A NIS 45 million budget earmarked for school bus protection for dozens of schoolchildren in Judea and Samaria has been stuck for four months.
MK Moshe Gafni, chairman of the Knesset Finance Committee, said that the delaying factor was the Finance Ministry. The Ministry of Finance claims that the disbursal depends solely on the whim of the committee chairman, and that the Ministry is not preventing him from transferring the bus protection funding.
Education Ministry security directives require transportation companies in Judea and Samaria to move students only in protected buses, and as a result of the budget's non-approval, there are about 200 buses that are 15 years old. In violation of regulations, companies have to use them every day to transport the students, despite the security risk to children involved.
The parents of students at the Derekh Yehudit School in Neriya approached Eldad Ben Zimra, Deputy Director General of the Binyamin Development Company in a public letter, threatening that if the problem of protecting the buses was not solved, they would boycott the opening of the school year.
"We are aware of some recent incidents in which buses were burned while traveling, and only miraculously was there no tragedy.Again and again we hear of cases in which the bus was stalled due to an overheating engine, sometimes halfway between the yishuvim around Arab villages, on narrow and winding roads, which constitutes a security and safety danger," the parents wrote.
"A few weeks ago, a bus full of students began to roll down a slope and the driver found it difficult to stop. Only after a few attempts did he succeed in braking and preventing a catastrophe."
At the end of their appeal, the parents write: "In view of the above, we will no longer agree to rely on a miracle, and we do not intend to wait for tragedy and regret it later.We demand an immediate solution to this serious problem, and if not, we will boycott the opening of the school year."
After an exchange of messages between the Development Company, the municipality, and the parents of the students, and after the company revealed that renewing the fleet of protected buses is not dependent on the company but on state budgetary allocations and that to the best of their knowledge the matter is stuck in the Finance Committee, the company promised to make an effort that buses arriving at their Ulpana will be roadworthy buses. This did not mollify parents who initiated a petition and called on the Prime Minister and Knesset members to intervene and resolve the issue.
In a letter sent by Attorney Avinoam Goelman yesterday to the Attorney General, MK Gafni, and Finance Minister Kahlon, it was said that "the arguments and hand-wringing between you at the student's expense must stop immediately. It is unreasonable and illogical that the budget for protecting students' transportation would be delayed for four months in the Finance Committee, only because of disagreements and ego games."
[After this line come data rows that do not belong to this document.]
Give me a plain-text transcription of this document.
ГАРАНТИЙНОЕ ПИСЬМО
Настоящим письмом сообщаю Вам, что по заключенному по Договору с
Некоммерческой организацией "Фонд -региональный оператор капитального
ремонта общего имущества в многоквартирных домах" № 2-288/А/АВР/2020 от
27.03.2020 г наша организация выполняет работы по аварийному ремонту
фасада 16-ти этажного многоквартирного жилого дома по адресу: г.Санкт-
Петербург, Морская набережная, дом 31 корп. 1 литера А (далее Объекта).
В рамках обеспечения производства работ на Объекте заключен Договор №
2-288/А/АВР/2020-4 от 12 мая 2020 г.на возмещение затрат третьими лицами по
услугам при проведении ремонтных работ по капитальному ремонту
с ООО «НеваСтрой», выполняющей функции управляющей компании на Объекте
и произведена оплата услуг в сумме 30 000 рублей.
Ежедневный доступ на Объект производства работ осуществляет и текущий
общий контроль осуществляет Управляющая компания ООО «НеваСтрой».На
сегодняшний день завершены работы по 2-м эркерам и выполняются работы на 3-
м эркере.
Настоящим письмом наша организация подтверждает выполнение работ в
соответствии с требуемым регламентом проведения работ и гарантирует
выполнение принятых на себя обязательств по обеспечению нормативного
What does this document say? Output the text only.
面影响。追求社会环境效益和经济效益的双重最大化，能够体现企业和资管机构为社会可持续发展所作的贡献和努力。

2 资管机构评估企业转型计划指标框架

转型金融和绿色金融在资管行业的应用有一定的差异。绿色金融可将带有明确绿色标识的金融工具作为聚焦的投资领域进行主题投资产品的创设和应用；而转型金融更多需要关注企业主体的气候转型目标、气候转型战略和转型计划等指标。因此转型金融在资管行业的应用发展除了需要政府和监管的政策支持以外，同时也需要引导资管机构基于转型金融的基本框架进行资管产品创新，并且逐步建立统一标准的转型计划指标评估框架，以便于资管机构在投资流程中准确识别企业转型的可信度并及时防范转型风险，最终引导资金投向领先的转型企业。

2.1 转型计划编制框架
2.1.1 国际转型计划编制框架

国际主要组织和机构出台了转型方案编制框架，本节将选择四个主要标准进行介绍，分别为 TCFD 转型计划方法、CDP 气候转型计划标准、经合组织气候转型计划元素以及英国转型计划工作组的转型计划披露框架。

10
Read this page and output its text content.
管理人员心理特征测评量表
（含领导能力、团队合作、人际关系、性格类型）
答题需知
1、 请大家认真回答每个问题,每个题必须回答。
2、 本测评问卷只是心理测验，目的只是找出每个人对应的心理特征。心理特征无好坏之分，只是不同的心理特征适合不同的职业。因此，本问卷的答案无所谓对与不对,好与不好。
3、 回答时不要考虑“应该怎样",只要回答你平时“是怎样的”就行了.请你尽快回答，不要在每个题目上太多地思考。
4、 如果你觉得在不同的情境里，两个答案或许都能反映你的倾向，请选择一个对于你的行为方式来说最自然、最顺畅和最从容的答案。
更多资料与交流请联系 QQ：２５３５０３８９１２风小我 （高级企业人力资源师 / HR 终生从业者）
Goelman called on the Finance Minister to be the responsible adult and to separate the budget from other committee budgets, in order to enable it to be implemented to protect students' transportation.At the end of his letter, Adv. Goelman writes: "I am sure that none of you will be able to sleep at night should a disaster happen because of the use of a defective bus."
MK Mordechai Yogev (Jewish Home) said in response that "the failure to approve the budget for four months constitutes a serious security and safety violation, which will cause serious harm to the tens of thousands of students and even damage to the Merkavim and Hargaz factories that opened production lines that are not working, possibly causing dismissal of employees.
"The significance of not passing the budget is that it is liable to lead to the collapse of the student transportation system in Judea and Samaria, and I hope that the Prime Minister intervenes and ends the situation," added Yogev.